I love peanut butter. Oh my gosh do I love peanut butter. It's got this whole salty savoury sweet thing going on. When we were kids we used to just eat it by the spoonful. Making it yourself is awesome, because it gives you control over how you prepare the peanuts (or other nuts), and exactly what other ingredients go into it, making for a more delicious and nutritious snack. The flavour of this butter is different than the store bought stuff, but once you try it you'll be hooked.

First step, make Crispy Peanuts (recipe adapted from Nourishing Traditions). You will need:

raw, shelled organic peanuts (preferably skinless for easier digestion, but that's up to you, we used skin-on because that's what was readily available to us this time around.)

unrefined sea salt (1 tablespoon for every 4 cups of peanuts)

filtered water to cover

Mix peanuts with salt and water and leave in a warm place at least 7 hours or overnight. Strain, spread on cookie sheet and put in a 150 degree oven for 12-24 hours, turning occasionally, until crisp. Store in an airtight container. You can make a big batch of these, and it will make you multiple batches of peanut butter. 

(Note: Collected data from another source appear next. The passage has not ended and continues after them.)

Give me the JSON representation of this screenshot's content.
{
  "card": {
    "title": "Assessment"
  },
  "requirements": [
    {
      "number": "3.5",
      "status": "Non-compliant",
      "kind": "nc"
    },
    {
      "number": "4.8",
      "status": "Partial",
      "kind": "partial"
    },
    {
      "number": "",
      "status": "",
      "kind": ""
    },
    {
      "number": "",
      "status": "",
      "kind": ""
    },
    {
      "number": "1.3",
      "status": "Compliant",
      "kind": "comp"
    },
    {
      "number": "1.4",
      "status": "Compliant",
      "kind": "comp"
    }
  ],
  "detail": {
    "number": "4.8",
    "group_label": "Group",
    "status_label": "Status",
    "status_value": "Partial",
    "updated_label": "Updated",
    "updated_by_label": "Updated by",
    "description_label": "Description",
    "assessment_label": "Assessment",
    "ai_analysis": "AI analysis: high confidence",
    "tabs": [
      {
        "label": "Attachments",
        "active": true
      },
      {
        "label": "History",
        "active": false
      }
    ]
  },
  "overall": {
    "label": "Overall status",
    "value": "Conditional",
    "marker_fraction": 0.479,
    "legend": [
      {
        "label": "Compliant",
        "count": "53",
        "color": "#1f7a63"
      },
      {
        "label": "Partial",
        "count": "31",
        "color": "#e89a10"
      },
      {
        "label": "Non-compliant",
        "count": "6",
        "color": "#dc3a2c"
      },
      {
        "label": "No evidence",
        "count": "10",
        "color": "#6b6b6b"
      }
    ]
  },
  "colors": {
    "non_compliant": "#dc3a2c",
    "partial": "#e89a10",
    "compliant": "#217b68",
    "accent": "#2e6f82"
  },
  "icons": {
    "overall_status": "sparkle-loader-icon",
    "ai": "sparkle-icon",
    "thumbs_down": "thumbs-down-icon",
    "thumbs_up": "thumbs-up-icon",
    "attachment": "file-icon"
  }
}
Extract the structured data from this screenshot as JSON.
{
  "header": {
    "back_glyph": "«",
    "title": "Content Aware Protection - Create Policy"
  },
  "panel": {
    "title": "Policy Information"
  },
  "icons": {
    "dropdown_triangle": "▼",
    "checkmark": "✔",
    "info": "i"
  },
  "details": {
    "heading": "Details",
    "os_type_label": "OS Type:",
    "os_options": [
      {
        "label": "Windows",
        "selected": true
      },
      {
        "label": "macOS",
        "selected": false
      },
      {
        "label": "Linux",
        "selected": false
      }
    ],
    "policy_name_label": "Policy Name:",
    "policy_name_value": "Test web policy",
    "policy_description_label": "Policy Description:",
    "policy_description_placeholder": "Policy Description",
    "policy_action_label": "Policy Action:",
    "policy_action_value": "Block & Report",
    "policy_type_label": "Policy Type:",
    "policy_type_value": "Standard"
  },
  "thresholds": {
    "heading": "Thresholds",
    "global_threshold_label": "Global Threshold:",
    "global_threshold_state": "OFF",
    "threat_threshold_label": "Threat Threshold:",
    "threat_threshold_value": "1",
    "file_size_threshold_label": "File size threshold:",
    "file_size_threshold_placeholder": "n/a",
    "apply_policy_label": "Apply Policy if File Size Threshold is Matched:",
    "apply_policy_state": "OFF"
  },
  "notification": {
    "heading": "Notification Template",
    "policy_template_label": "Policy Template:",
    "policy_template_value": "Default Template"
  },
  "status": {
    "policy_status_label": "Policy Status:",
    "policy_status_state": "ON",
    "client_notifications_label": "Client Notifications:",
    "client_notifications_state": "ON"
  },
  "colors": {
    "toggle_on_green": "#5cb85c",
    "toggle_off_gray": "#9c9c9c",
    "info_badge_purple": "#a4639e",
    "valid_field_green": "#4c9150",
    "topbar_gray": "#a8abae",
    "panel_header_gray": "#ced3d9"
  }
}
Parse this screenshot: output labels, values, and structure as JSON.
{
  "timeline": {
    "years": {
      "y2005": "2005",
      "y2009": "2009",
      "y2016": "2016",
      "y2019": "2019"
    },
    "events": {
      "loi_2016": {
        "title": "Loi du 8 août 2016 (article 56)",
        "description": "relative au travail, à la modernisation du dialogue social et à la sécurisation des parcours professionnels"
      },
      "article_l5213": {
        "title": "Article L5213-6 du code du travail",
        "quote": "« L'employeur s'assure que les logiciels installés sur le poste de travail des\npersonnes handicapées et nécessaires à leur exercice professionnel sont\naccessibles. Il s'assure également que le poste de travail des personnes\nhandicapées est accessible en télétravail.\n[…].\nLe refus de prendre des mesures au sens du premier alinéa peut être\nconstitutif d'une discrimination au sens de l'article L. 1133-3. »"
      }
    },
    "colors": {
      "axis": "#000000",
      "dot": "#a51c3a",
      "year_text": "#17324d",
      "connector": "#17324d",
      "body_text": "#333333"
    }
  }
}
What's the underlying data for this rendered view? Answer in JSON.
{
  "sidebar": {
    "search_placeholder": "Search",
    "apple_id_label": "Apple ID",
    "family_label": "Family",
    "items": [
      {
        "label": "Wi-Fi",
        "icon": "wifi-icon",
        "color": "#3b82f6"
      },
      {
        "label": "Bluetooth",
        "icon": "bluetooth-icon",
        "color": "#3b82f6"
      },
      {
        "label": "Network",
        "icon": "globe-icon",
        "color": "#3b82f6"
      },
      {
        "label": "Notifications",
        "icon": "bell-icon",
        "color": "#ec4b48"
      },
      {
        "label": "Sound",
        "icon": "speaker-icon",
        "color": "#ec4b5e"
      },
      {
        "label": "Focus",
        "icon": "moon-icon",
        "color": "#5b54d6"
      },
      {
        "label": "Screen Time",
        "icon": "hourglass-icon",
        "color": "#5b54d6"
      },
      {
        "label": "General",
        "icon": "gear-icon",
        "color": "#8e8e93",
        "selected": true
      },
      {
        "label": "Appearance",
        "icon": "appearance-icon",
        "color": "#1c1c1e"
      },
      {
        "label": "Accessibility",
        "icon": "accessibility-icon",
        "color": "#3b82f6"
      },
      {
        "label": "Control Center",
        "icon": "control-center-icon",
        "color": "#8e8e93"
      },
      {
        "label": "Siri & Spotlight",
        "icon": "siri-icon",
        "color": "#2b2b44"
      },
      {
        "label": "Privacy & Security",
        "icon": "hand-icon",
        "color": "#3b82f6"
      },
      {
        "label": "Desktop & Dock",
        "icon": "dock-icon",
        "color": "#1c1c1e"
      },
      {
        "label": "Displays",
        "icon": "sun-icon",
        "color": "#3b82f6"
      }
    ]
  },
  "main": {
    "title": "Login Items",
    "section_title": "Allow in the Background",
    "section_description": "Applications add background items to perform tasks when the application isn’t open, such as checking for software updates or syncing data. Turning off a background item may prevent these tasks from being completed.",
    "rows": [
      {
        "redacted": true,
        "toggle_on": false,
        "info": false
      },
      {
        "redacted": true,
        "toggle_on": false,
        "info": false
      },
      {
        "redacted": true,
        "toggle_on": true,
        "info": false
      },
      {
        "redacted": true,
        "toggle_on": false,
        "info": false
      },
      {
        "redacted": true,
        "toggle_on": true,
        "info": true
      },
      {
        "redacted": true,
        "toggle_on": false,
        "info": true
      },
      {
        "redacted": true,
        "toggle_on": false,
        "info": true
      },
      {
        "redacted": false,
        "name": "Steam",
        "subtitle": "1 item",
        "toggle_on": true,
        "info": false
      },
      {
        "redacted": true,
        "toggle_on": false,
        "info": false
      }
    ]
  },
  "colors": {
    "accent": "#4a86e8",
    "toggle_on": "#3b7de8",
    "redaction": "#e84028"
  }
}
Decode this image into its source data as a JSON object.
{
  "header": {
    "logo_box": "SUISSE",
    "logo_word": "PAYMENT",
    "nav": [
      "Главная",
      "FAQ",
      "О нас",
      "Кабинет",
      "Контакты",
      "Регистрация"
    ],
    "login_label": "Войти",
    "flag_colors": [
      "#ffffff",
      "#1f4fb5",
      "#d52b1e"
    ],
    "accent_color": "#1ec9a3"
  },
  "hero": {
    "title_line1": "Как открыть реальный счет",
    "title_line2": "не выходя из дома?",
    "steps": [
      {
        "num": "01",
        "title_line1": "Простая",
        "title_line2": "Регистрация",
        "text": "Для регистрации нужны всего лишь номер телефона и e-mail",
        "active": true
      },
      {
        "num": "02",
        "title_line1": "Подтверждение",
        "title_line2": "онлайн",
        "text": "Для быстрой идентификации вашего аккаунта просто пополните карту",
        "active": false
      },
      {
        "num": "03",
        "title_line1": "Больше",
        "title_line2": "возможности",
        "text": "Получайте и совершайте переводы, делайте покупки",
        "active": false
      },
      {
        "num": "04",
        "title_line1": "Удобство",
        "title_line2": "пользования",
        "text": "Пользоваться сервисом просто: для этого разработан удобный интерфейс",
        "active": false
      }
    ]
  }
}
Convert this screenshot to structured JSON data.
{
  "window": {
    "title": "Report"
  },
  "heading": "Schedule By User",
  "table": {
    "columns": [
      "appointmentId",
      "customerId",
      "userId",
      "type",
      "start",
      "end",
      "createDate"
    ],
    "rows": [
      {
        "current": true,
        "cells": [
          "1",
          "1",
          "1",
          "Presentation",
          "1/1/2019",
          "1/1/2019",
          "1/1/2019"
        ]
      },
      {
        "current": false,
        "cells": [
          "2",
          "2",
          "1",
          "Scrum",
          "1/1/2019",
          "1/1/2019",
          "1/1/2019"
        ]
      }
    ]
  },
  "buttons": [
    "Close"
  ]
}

*What's the point of this step? Nuts, seeds, grains and legumes contain anti-nutrients (like phytic acid) and enzyme inhibitors which make them difficult to digest and can block the absorption of important minerals (like iron and calcium). Traditional, proper preparation through means such as soaking or sprouting helps to neutralize anti-nutrients and enzyme inhibitors, making them easier to digest and more nutritious. 

Now on to the peanut butter! (recipe adapted from Nourishing Traditions)

2 cups crispy peanuts

1/4 - 3/4 cup organic virgin coconut oil (depending on how thick you like your peanut butter)

2 tablespoons raw honey

1 teaspoon sea salt

Grind the nuts and salt in the food processor until it starts to form a paste. Add honey and coconut oil and process until your reach your desired consistency. Store in an airtight container in the fridge to prevent rancidity (it will harden in the fridge, so you can scoop out small amounts to be stored at room temperature, and used up quickly).